Interning abroad is a great opportunity to learn and hone your skills, however, in my case, the difficulties of working in a globally diverse environment forces you to understand a combination of social, cultural, and personal aspects of your colleagues.
Starting from the top, entering any new workplace provides interns with the anxious questions of whether the company will truly be a good fit, if their colleagues will like them & vice versa, and will the internship allow them to progress their professional skills. Interns have the choice to become self-starters to make the most of their experience, however, what if you are limited by an overworked supervisor or if the company doesn’t have the funds to provide certain resources that will multiply your effectiveness? Perhaps your supervisor has a different set of views than yourself, which is completely fine, but what if this makes communication challenging and opportunities scarce? What if the stereotypes of my ethnicity will make others react to me in ways that aren’t accurate to who I am or inquire about ignorant questions? How will we as a team collectively overcome language barriers? Will my own ignorance be accepted for long enough to acclimate and adjust my views, actions, and understanding of the culture?
Starting a new internship is stressful, you don’t know if you are ready, I get it, you get it, we get it. Instead of entering your new position concerned about what your capabilities or what problems you may face, change your mindset. Note, being aware of the challenges you may face is a good thing, spending too much time and energy on them isn’t! When you go to your internship, remember the 5 P's! Proper Practice Prevents Poor Performance. If you have done the research on the company, understand your role, and have brushed up a little on some old skills, you will be fine. The key is to understand that an internship is meant for you to gain and hone the skills necessary in your industry. You are not expected to know everything but you are expected to go into every project knowing that if you don’t have an answer, you can find one. If you adopt the mindset of “I may not know now, but I will learn it” your supervisor will be impressed and see that you are willing to put in the work necessary to complete a project. Take a few extra minutes to understand what you are doing, what is required, and how to complete it with the structure and criteria that your supervisor wants.

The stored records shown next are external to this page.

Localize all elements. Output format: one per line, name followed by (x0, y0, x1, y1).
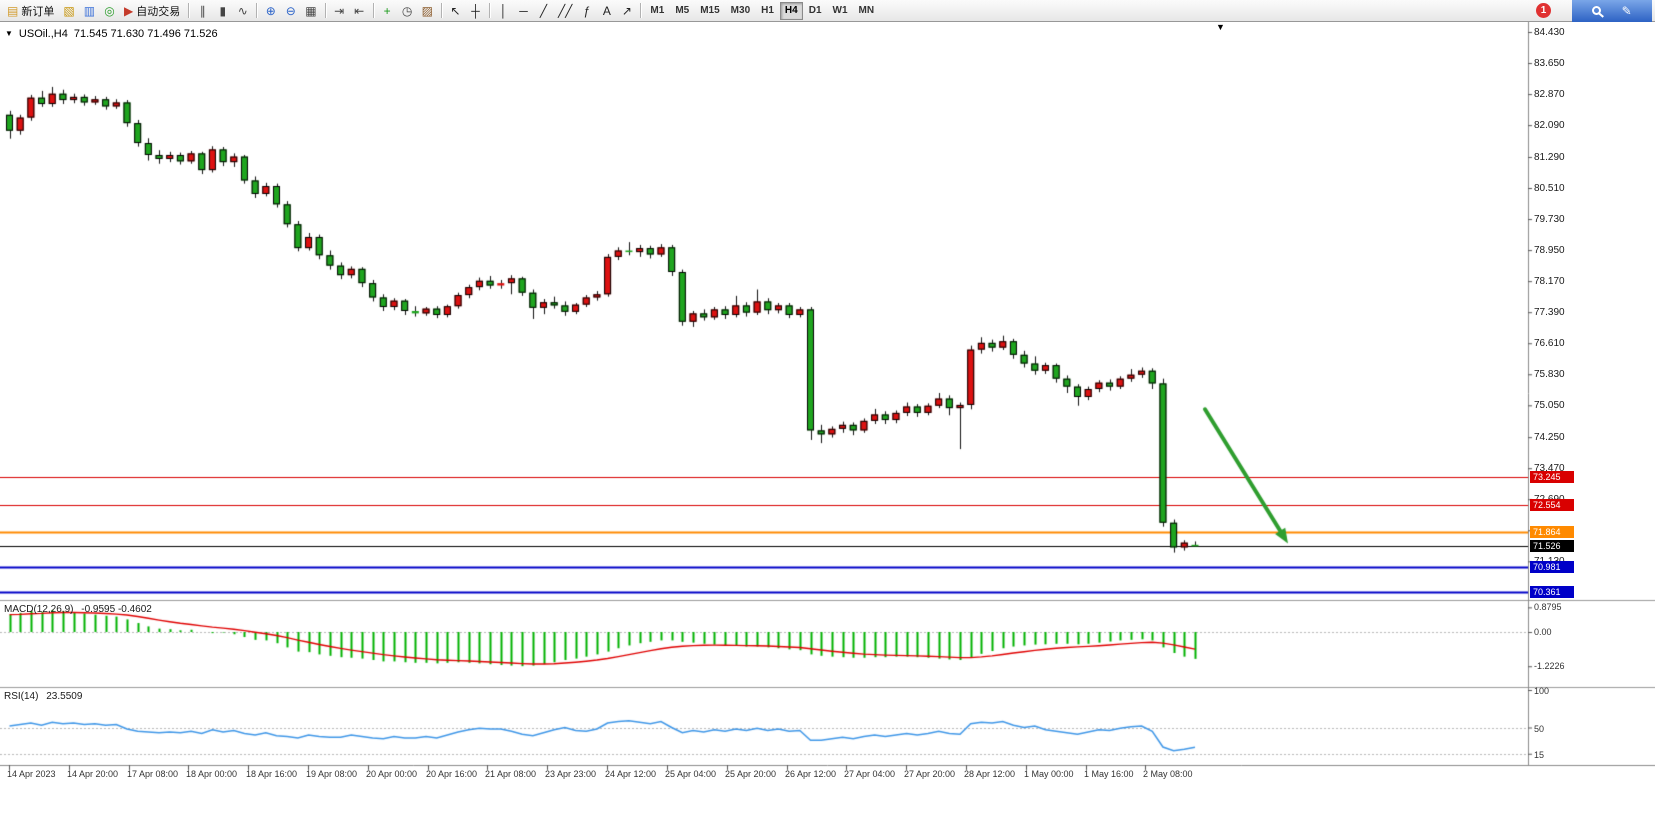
chart-window: ▼ USOil.,H4 71.545 71.630 71.496 71.526 … (0, 22, 1655, 826)
tile-windows-button[interactable]: ▦ (301, 1, 320, 20)
text-button[interactable]: A (597, 1, 616, 20)
auto-scroll-icon: ⇥ (334, 3, 345, 18)
market-watch-button[interactable]: ▥ (80, 1, 99, 20)
templates-icon: ▨ (421, 3, 433, 18)
toolbar: ▤ 新订单 ▧ ▥ ◎ ▶ 自动交易 ∥ ▮ ∿ ⊕ ⊖ ▦ ⇥ ⇤ + ◷ ▨ ↖ ┼ │ ─ ╱ ╱╱ ƒ A ↗ M1 M5 M15… (0, 0, 1655, 22)
new-order-icon: ▤ (7, 3, 19, 18)
timeframe-button-h4[interactable]: H4 (779, 1, 803, 20)
trendline-button[interactable]: ╱ (534, 1, 553, 20)
autotrading-label: 自动交易 (136, 5, 181, 18)
new-order-button[interactable]: ▤ 新订单 (3, 1, 58, 20)
indicators-icon: + (383, 3, 391, 18)
navigator-button[interactable]: ◎ (100, 1, 119, 20)
toolbar-separator (488, 3, 490, 18)
timeframe-button-h1[interactable]: H1 (761, 5, 774, 16)
timeframe-button-d1[interactable]: D1 (808, 5, 822, 16)
crosshair-icon: ┼ (471, 3, 480, 18)
text-icon: A (602, 3, 611, 18)
horizontal-line-icon: ─ (519, 3, 528, 18)
market-watch-icon: ▥ (83, 3, 96, 18)
toolbar-separator (324, 3, 326, 18)
templates-button[interactable]: ▨ (418, 1, 437, 20)
autotrading-button[interactable]: ▶ 自动交易 (120, 1, 184, 20)
toolbar-separator (440, 3, 442, 18)
zoom-in-icon: ⊕ (265, 3, 276, 18)
timeframe-button-w1[interactable]: W1 (832, 5, 848, 16)
cursor-icon: ↖ (450, 3, 461, 18)
crosshair-button[interactable]: ┼ (466, 1, 485, 20)
fibonacci-icon: ƒ (583, 3, 591, 18)
window-corner: ✎ (1572, 0, 1652, 22)
arrows-button[interactable]: ↗ (617, 1, 636, 20)
tile-windows-icon: ▦ (305, 3, 317, 18)
vertical-line-button[interactable]: │ (494, 1, 513, 20)
fibonacci-button[interactable]: ƒ (577, 1, 596, 20)
zoom-out-icon: ⊖ (285, 3, 296, 18)
line-chart-button[interactable]: ∿ (233, 1, 252, 20)
autotrading-icon: ▶ (124, 3, 134, 18)
arrows-icon: ↗ (621, 3, 632, 18)
toolbar-separator (188, 3, 190, 18)
timeframe-button-mn[interactable]: MN (858, 5, 875, 16)
search-icon[interactable] (1592, 6, 1602, 15)
horizontal-line-button[interactable]: ─ (514, 1, 533, 20)
indicators-button[interactable]: + (378, 1, 397, 20)
bars-chart-icon: ∥ (199, 3, 206, 18)
candlestick-chart-icon: ▮ (219, 3, 227, 18)
zoom-in-button[interactable]: ⊕ (261, 1, 280, 20)
line-chart-icon: ∿ (237, 3, 248, 18)
notification-badge[interactable]: 1 (1536, 3, 1551, 18)
timeframe-button-m1[interactable]: M1 (650, 5, 665, 16)
edit-icon[interactable]: ✎ (1621, 3, 1632, 18)
chart-canvas[interactable] (0, 22, 1655, 826)
equidistant-channel-button[interactable]: ╱╱ (554, 1, 576, 20)
candlestick-chart-button[interactable]: ▮ (213, 1, 232, 20)
periods-button[interactable]: ◷ (398, 1, 417, 20)
auto-scroll-button[interactable]: ⇥ (330, 1, 349, 20)
chart-shift-icon: ⇤ (354, 3, 365, 18)
periods-icon: ◷ (401, 3, 413, 18)
toolbar-separator (372, 3, 374, 18)
timeframe-button-m30[interactable]: M30 (730, 5, 751, 16)
timeframe-button-m15[interactable]: M15 (700, 5, 720, 16)
zoom-out-button[interactable]: ⊖ (281, 1, 300, 20)
timeframe-button-m5[interactable]: M5 (675, 5, 690, 16)
new-chart-button[interactable]: ▧ (59, 1, 78, 20)
chart-shift-button[interactable]: ⇤ (350, 1, 369, 20)
trendline-icon: ╱ (539, 3, 548, 18)
toolbar-separator (256, 3, 258, 18)
vertical-line-icon: │ (499, 3, 508, 18)
toolbar-separator (640, 3, 642, 18)
navigator-icon: ◎ (104, 3, 115, 18)
bars-chart-button[interactable]: ∥ (193, 1, 212, 20)
cursor-button[interactable]: ↖ (446, 1, 465, 20)
new-chart-icon: ▧ (63, 3, 75, 18)
new-order-label: 新订单 (21, 5, 55, 18)
equidistant-channel-icon: ╱╱ (557, 3, 573, 18)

The second mindset to maintain in your internship is that patience, tolerance, and good communication: listening, respect, reiterating, questioning, and expressing, will allow you to navigate the challenges of being with a diverse set of colleagues with different or similar views. By taking the time to respectfully speak with your colleagues, you get to understand them and vice-versa. Being genuine and tolerant while communicating, you will be able to move beyond any stereotypes, comments, or ideas. Understand that people come from different backgrounds and hold different values, that is okay. Although there may be differences, understand that we as people are similar because we have the same needs (sometimes in different doses). Stay tolerant of others views and use good communication to dive in and learn more about each other!
Internships abroad are full of new experiences, some great, others not so much. It is our job to be reasonably tolerant, curious, and willing to put in the work to make the most of the experience. Sometimes days will be long and boring while others will be fast and fun. There are highs & lows. Remember that the whole time you are achieving our goal of an internship: learning! So go for it! Don’t be scared! Be curious, because you never know what is going to come out of the mystery box of internships!